Thursday, August 25, 2011

Libya: Death toll mounts as fighting rages in Tripoli

Oman Observer
Fighting rages as death toll in Tripoli mounts

Fri, 26 August 2011


TRIPOLI — Libyan opposition fighters battled government troops across Tripoli yesterday and stifle any counter-attack.

Machinegun bursts and the crack of sniper fire kept the capital’s two million civilians pinned indoors, with supplies running low.

More than 20,000 people have been killled in the six-month unrest in the country, opposition leader Mustafa Abdel Jalil opined yesterday.

“I do not have the exact figure, but the armed conflict has resulted in more than 20,000 dead,” said Abdel Jalil, head of the Transitional National Council.
Asked about the possible presence of chemical weapons in the country, he said there was nothing to fear.

“I know very well that those weapons have expired,” he said.
Hundreds of opposition fighters launched an attack on a Tripoli hideout of government forces, an AFP TV reporter said.

More than 300 fighters armed with Kalashnikov, rocket launchers and assault rifles streamed into the Abu Salim district where they traded fire with troops and launched a house-to-house search.

“Today we are freeing Abu Salim,” and “Today we will conquer Abu Salim,” the dissidents yelled as they headed into battle.
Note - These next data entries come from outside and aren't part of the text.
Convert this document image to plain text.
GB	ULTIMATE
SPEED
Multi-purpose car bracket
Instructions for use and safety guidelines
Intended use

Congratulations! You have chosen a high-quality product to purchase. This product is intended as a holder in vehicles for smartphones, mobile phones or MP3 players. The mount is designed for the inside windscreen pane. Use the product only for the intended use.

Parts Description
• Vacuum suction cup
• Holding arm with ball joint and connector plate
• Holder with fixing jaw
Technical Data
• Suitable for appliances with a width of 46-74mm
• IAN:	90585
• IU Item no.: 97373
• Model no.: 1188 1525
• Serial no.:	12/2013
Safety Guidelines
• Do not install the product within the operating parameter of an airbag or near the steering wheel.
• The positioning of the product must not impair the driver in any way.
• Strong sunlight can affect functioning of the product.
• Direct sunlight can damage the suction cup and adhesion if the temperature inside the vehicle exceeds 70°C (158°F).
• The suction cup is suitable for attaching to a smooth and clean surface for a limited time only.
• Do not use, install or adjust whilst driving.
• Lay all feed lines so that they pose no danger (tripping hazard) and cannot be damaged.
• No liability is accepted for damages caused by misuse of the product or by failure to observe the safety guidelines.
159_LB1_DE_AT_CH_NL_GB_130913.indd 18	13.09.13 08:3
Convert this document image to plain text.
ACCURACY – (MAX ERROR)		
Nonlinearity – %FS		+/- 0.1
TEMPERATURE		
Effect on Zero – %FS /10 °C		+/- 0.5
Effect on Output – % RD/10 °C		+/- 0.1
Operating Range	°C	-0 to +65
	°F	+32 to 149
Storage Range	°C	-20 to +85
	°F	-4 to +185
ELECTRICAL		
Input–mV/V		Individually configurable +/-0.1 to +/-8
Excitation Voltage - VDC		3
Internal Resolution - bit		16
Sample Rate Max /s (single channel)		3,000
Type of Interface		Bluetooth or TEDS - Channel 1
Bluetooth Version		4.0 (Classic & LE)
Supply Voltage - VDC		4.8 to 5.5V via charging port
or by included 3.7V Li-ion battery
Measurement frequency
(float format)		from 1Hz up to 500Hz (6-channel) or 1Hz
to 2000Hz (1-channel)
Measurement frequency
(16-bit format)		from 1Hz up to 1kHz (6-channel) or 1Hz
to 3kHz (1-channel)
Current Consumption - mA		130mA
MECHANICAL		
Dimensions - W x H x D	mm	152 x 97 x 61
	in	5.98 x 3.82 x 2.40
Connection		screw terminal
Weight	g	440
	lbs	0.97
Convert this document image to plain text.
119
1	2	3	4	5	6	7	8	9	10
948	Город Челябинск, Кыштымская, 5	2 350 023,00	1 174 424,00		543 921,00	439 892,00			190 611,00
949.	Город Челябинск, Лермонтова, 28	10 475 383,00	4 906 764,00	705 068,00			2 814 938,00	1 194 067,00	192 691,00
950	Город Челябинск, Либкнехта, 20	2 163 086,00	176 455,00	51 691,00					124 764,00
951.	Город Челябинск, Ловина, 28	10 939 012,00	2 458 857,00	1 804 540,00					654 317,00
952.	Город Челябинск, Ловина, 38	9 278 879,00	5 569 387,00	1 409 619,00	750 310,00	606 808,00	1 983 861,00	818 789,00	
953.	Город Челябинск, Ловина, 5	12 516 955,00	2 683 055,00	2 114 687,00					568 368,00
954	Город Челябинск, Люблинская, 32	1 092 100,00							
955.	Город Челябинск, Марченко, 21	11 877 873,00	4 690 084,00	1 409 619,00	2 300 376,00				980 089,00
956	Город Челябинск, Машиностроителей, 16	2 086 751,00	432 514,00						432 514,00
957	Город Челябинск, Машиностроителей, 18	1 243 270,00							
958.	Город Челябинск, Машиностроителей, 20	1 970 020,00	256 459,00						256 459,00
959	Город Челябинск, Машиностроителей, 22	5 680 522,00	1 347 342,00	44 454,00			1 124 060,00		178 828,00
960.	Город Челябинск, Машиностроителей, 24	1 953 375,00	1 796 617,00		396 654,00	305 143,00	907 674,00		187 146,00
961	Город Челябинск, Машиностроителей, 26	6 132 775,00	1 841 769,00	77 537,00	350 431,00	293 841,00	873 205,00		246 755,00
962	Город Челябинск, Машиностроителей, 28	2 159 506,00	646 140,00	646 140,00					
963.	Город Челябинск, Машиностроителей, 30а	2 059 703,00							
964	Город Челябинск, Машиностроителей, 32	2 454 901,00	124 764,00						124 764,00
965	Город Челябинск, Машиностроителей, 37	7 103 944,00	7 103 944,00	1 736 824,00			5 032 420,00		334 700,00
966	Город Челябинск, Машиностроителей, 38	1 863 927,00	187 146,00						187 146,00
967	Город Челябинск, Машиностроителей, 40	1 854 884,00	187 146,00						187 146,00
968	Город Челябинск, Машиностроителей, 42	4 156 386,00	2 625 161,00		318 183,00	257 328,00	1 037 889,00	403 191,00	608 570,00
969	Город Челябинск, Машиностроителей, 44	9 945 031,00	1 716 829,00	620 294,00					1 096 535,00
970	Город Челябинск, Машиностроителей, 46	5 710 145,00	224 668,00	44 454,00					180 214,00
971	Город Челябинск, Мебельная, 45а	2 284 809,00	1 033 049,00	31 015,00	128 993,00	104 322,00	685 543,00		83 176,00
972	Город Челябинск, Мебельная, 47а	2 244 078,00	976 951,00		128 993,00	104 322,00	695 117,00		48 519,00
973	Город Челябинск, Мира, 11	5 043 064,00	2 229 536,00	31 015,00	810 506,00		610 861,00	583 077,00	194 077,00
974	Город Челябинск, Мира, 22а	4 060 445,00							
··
Dissidents said they arrested two government fighters, accusing one of them of being a sniper. One dissident tore down one of the many green flags raised in support of the regime in the low-income district renowned for its political prison.

Two days after the headquarters of Col Muammar Gaddafi in the capital was intruded, his forces still appear to control his tribal home city of Sirte on the coast and were reported to be fighting at Sabha in the south. Gaddafi broadcast a message on Wednesday calling on Libyans to fight back against the Nato-backed forces.

Opposition leaders, offering a million-dollar reward, say the war will be over only when Gaddafi is found, “dead or alive”.

The ex-international high representative in Bosnia, Paddy Ashdown, said there was a need for speed if Libya was to avoid a lingering threat from the predecessor, unlike what transpired in the former Yugoslavia and Iraq.

“The best time to capture these defeated leaders is immediately after the conflict finishes,” Ashdown said. “The longer it takes the more chance they have of being spirited away to a place which is much more difficult to find.”

With fighting raging in Tripoli, there was evidence of the kind of bitter bloodletting in recent days that the opposition leaders are anxious to stop in the interests of uniting Libyans, including former Gaddafi supporters, in a democracy.

A correspondent counted 30 bodies at a site in central Tripoli. At least two had their hands bound. One was strapped to a hospital trolley. All the bodies had been riddled with bullets.

Elsewhere, a British medical worker said she had counted 17 bodies.

The French magazine Paris Match quoted an intelligence source saying Libyan commandos found evidence that he had stayed at a safe house which they raided on Wednesday. Nato was helping the opposition with intelligence and reconnaissance, Britain said, and its jets kept up their bombing campaign overnight.

“There are areas of resistance which has had considerable levels of military expertise, still has stockpiles of weapons and still has the ability for command and control,” British Defence Minister Liam Fox told Sky News.

“They may take some time to completely eliminate and it is likely there will be some frustrating days ahead.”

Medical supplies, never especially plentiful, were dwindling to critical levels in many places where some of the hundreds of casualties from the fighting were being treated. Shooting in the street also kept medics away from work.

“The hospitals that I’ve been to have been full of wounded — gunshot wounded,” said Jonathan Whittall, head of the Medecins Sans Frontieres (MSF) mission to Libya.

“In one health facility that I visited, they had converted some houses next to the clinic into an in-patient department ... But because of the shortage of staff, there was no nursing staff and the patients were essentially caring for themselves.”

More than 30 men have been killed at a military encampment in central Tripoli and at least two were bound with plastic handcuffs, indicating they had been executed.

A correspondent counted 30 bodies riddled with bullets in an area of the Libyan capital where there had been fighting between Gaddafi forces and rebels.

Five of the dead were at a field hospital nearby, with one in an ambulance. Some of the dead wore military uniforms while others wore civilian clothes. Some were African men; Two of the bodies were charred beyond recognition.

The incident took place at a traffic circle in an area of Tripoli that had been held by forces loyal to Gaddafi.

The encampment was littered with abandoned food, weapons boxes and the shells of wrecked vehicles. Blankets had been placed over the dead.

Elsewhere in the city, a British medical worker said a hospital had received the bodies of 17 civilians believed to have been killed in recent days.

“Yesterday a truck arrived at the hospital with 17 dead bodies,” Kirsty Campbell of the International Medical Corps said at Mitiga hospital.

Amnesty International said yesterday a delegation it had sent to Libya received reports of abuses by both sides in the conflict, including detaining and beating migrants suspected of being mercenaries.